Felaketi film veya sanat yoluyla anlatmanın mümkün olup olmadığı başından beri büyük bir tartışma konusu olmuştur. Çünkü Holokost hakkında söylenecek her şey söylenmeyeni de beraberinde getirecek, bu deneyimi yaşayanların yaşadığı dile getirilemez korkunçlukları belli bir alana hapsederek yanlış temsil edecektir. Bu konuda yapılan filmlerin hemen hemen hepsi bu tartışmayı aklında tutarak açar sözü. Bu filmde ise yönetmenin kendi varlığı, bu konuyla ilişkisi neredeyse görünmez kılınmış, neden bunu yaptığı ile ilgili hiçbir sorgulamayı filmin içerisine dahil etmemiş. Bunun dışında, Sylvie’nin anneannesinin sandıklarını açtığı görüntüler, Sylvie’nin konu ile hiçbir ilgisi olmayan kocasının olaya dahil olması suyu bulandıran detaylar olmuş. Çünkü her belgesel aslında belli kurmaca öğeler içerir ve özellikle felaket filmlerinde kurmacanın dozu arttıkça hakikatten, dolayısıyla yaşanan acıların anısından uzaklaşma ihtimali de çoğalır. Bu film her ne kadar Nelly ve Nadine’in kim olduklarını bizlere tanıttığı için büyük önem taşısa da, yönetmenin tercihleri ve bunu 3. Jenerasyon torunun hislerini merkeze alarak anlatması bizi Nelly ve Nadine’den biraz uzaklaştırıyor. 
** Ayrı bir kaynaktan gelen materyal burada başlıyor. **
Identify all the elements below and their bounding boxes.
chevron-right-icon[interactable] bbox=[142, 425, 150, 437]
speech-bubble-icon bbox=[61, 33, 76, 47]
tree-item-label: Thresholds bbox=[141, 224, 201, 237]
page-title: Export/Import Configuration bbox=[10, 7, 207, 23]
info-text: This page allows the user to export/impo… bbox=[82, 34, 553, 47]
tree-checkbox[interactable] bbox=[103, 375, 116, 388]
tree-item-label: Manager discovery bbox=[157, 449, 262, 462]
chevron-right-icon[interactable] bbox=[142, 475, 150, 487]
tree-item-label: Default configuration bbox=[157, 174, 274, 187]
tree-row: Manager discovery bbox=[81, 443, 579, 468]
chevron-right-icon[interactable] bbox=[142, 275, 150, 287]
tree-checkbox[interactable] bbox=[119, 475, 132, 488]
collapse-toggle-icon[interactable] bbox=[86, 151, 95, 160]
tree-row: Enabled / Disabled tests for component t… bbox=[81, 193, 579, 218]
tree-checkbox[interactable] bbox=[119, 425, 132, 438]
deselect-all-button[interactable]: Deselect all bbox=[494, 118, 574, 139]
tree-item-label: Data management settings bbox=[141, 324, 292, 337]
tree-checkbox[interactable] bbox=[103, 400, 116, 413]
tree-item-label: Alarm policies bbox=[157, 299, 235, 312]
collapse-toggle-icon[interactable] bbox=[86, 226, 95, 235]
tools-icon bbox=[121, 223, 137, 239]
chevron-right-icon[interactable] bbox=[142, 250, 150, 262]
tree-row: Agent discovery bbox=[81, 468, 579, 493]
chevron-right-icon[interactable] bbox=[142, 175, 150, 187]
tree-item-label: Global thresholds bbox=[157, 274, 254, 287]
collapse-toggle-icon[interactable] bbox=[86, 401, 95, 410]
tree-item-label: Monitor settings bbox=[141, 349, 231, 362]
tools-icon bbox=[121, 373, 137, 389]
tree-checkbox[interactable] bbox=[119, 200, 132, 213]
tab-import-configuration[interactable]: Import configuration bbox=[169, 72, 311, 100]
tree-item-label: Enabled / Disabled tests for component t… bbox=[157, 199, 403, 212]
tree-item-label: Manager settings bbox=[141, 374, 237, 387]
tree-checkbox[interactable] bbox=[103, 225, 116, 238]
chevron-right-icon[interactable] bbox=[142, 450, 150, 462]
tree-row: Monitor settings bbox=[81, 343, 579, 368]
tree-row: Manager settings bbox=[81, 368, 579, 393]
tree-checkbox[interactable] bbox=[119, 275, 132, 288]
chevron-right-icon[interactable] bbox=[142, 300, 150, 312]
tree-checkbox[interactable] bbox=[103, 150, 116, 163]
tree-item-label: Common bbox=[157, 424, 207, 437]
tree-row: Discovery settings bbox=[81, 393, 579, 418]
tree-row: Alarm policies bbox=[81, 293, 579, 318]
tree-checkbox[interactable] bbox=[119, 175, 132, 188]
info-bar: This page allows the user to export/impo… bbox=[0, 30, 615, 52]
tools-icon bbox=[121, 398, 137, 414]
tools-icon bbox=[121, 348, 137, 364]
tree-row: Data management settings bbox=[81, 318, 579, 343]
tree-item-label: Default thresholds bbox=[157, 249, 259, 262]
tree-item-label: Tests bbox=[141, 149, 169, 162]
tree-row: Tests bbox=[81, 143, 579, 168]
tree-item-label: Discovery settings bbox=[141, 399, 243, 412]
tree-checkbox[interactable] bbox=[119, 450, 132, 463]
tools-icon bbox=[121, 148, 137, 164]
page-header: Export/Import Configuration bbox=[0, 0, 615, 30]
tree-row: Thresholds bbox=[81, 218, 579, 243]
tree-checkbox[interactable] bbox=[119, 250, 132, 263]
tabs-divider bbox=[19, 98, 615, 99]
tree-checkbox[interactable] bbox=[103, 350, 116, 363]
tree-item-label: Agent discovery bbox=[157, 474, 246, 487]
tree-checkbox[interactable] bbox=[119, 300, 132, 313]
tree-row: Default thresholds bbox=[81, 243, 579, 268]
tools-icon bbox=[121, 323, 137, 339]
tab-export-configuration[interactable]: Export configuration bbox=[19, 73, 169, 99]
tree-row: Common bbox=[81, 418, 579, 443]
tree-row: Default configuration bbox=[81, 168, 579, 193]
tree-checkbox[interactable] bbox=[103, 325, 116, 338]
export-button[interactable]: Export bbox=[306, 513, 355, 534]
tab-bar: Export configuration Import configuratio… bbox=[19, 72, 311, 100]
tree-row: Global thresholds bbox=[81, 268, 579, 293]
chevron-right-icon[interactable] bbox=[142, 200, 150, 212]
Hakkında daha az bilgi sahibi olduğumuz Nadine Hwang’a gelirsek, Nadine Çinli bir diplomat ailenin kızı olarak o dönem Çinli kadınlara göre daha ayrıcalıklı bir sınıfta yer alıyor ve dönemin Fransız entelektüel yazar camiasına kadın olarak alınmadıkları için Paris’te Rue Jacob’ta kendi sanat ve edebiyat çevresini başlatan lezbiyen yazar Natalie Clifford Barney’in çevresinde bulunuyor. Nadine’in bu çevrede bulunması, Çinli olması ve muhtemelen İspanya sınırında Nazi karşıtı aktivitelere katılması onu Nazilerin hedefi haline getiriyor. 
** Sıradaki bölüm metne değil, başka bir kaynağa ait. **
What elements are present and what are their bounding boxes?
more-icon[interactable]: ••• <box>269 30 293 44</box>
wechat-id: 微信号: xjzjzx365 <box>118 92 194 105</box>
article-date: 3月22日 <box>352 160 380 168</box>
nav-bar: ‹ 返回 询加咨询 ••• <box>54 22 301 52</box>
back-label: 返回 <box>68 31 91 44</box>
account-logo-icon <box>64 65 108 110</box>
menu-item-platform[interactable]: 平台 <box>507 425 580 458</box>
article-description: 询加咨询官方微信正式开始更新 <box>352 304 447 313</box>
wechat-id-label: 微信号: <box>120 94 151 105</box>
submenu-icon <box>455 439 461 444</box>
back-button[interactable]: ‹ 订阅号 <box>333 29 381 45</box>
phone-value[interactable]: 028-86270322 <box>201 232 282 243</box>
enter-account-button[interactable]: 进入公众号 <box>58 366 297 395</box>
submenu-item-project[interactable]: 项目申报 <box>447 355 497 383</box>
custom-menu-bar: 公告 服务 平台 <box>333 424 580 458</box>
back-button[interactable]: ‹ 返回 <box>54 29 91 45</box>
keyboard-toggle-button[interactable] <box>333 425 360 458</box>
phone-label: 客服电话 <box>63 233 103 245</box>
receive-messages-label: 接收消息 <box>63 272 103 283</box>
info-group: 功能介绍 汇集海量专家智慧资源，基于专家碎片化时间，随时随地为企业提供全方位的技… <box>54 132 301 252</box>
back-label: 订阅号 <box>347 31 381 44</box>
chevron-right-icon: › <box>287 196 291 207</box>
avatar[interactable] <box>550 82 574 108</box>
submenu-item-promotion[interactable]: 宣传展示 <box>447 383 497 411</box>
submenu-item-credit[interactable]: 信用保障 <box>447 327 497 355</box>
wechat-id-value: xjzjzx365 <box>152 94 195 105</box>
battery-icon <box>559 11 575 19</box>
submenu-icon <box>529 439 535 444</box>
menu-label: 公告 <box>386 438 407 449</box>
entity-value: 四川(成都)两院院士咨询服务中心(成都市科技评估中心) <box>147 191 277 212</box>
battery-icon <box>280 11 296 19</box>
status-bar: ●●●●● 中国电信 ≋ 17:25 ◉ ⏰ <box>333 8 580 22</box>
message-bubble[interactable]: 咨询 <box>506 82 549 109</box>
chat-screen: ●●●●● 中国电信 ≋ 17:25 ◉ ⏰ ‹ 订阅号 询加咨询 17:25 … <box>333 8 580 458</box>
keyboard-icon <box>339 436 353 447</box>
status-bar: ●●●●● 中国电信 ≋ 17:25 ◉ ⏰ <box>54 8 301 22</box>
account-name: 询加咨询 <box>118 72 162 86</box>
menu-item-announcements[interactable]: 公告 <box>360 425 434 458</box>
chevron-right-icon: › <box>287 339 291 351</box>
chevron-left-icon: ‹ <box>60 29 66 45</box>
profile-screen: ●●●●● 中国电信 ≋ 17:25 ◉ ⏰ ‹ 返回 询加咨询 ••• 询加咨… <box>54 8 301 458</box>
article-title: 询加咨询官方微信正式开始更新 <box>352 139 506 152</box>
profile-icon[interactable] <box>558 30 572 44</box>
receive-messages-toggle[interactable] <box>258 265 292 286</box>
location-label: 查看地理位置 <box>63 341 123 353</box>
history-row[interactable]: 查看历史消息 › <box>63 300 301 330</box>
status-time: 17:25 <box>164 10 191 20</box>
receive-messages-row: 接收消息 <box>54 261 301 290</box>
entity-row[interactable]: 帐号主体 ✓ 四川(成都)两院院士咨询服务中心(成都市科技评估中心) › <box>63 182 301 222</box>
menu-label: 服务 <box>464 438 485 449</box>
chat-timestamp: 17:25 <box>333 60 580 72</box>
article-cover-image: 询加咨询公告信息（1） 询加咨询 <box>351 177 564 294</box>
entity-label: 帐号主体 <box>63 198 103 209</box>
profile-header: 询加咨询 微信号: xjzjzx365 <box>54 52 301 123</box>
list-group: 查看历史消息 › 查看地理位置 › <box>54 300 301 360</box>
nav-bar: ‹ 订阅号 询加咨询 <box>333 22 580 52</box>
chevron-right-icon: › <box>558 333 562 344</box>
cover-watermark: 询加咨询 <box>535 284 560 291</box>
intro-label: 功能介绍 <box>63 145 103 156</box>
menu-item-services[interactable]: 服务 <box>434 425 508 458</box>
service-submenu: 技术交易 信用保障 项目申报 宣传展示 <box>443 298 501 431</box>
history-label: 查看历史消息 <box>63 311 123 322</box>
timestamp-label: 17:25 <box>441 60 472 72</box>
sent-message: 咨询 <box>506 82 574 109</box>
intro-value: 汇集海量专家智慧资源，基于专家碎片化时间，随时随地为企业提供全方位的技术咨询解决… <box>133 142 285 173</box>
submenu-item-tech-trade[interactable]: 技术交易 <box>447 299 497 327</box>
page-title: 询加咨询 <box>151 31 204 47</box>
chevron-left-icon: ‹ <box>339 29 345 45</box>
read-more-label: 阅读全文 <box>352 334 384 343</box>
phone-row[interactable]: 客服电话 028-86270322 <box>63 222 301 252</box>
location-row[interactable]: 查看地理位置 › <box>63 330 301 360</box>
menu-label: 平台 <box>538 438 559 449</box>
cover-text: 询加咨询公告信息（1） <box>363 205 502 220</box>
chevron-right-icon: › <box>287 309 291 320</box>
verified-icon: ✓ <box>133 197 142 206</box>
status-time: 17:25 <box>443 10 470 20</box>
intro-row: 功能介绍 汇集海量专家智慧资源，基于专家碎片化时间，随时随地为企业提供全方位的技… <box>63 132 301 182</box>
Nelly ve Nadine arkalarında onlarca 8 milimetrelik film, mektup ve fotoğraf bırakıyorlar. Aslında birbirlerine âşık olduklarını ve bir çift olduklarını kimseden gizlemiyorlar. Sadece bunun böyle olabileceğini hayal etmeyen veya bilmek istemeyen bir dünya var ve bakışlarını onlardan öteye çeviriyor bu dünya. Nelly ve Nadine’de bu görmezden gelmeyi kendi lehlerine çevirerek birbirlerine döndükleri, birbirlerini çoğalttıkları bir sevgiyi yaşıyorlar. Bu film sayesinde biz de artık onları tanıyoruz ve onların anısı kadınların kolektif hafızasının bir parçası olmaya başlıyor.